Approximately 26 billion records have been leaked in what has been dubbed the ‘Mother of all Breaches’ (MOAB).
This mammoth breach is considered one of the largest ever discovered and includes data from major platforms.
What websites were affected?
A closer examination of the data reveals a massive compilation of various breaches. The largest chunk, 1.4 billion records, originates from Tencent QQ, a Chinese instant messaging app. Other major platforms affected include Weibo (504 million), MySpace (360 million), Twitter (281 million), LinkedIn (251 million), and numerous others, spanning a range of industries.

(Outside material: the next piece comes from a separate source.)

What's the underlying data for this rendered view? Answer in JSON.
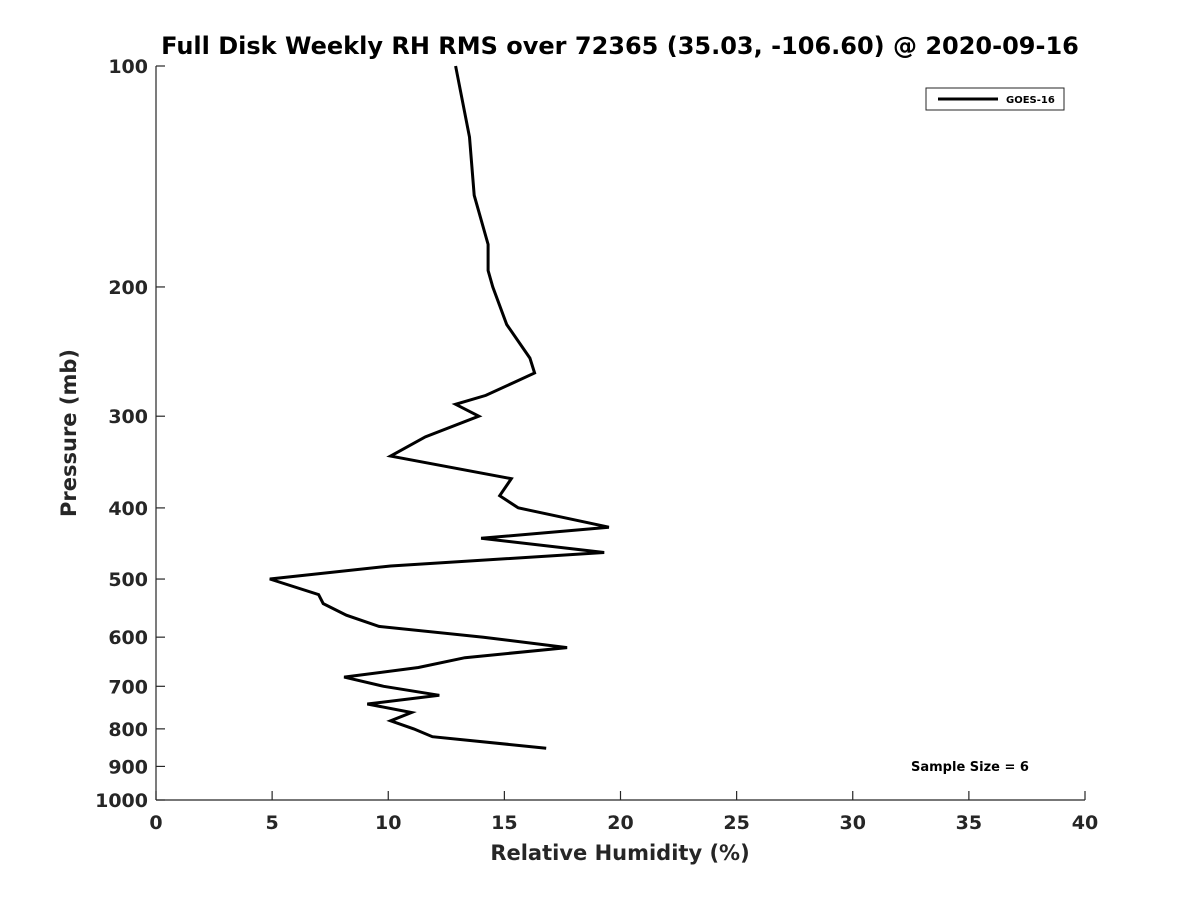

Other websites affected are: WattPad, Deezer, Zing, Adobe, Canva, and Badoo.
Notably, records from various government organisations in the US, Brazil, Germany, the Philippines, Türkiye, and other countries are also part of the leaked dataset.
The MOAB was unearthed by cybersecurity researcher Bob Dyachenko and the Cybernews team.
According to the Cybernews team, it is a compilation of records meticulously gathered from thousands of leaks, breaches, and privately sold databases. The vast dataset, containing primarily information from past breaches, is suspected to hold new, previously unpublished data.
While the MOAB consists mostly of historical data, researchers emphasise the likelihood of the inclusion of new and unreleased information. With 26 billion records distributed across 3,800 folders, each corresponding to a separate data breach, the volume suggests a substantial probability of never-seen-before data.
How can I check if my data was leaked?
Users concerned about the security of their data can utilise the Cybernews data leak checker to determine if they have been affected. The tool is continuously updated to help users identify any exposure in the 'Mother of all Breaches'.
How to be safer online
The potential consumer impact of the MOAB is unprecedented. As users often reuse usernames and passwords, malicious actors could launch widespread credential-stuffing attacks. The researchers caution users to remain vigilant, emphasising the importance of cyber hygiene, strong passwords, multi-factor authentication, and awareness of phishing attempts.
To enhance your online safety, consider taking the following steps:
Change the passwords for all of your accounts associated with the leaked email addresses.
Utilise a reliable password manager to generate strong passwords and protect your accounts.
Why should I be concerned?
Experts express concern about the intentions behind the MOAB, suggesting the party behind the leak could be a malicious actor, a data broker, or a service dealing with vast amounts of data.
The dataset's enormity poses a severe threat, with potential applications in identity theft, sophisticated phishing schemes, targeted cyberattacks, and unauthorised access to personal and sensitive accounts.
Although the MOAB does not solely comprise newly stolen data, researchers believe it is the most extensive compilation of multiple breaches (COMB) to date. While duplicates are expected within the 26 billion records, the leaked data includes more than just credentials, with a substantial amount of sensitive information valuable to malicious actors.
How does this Cybernews data leak checker tool work?
The checker operates using a substantial 500 GB database of leaked hashed emails. To verify whether your email address has been compromised, enter the email address into the search field (please note that we don't collect or store email addresses).
Click on "Check Now" when it prompts you to do so.
View the search results directly on the same page.
How can hackers get your email password or other details?
Hackers and malicious entities can obtain your email password or other details through various means, including stealing your email address, password, credit card number, and additional data from companies that have stored this information and purchasing your data on darknet marketplaces.
They can also directly steal the data from you, for example, as part of a larger-scale hack.
What could happen if your data is leaked?
Even with a relatively small amount of leaked data, malicious actors can cause significant harm, such as:
Stealing your other credentials.
Attempting to use the data for phishing attacks or spam.
In severe cases, stealing your identity.
Damaging your finances or reputation.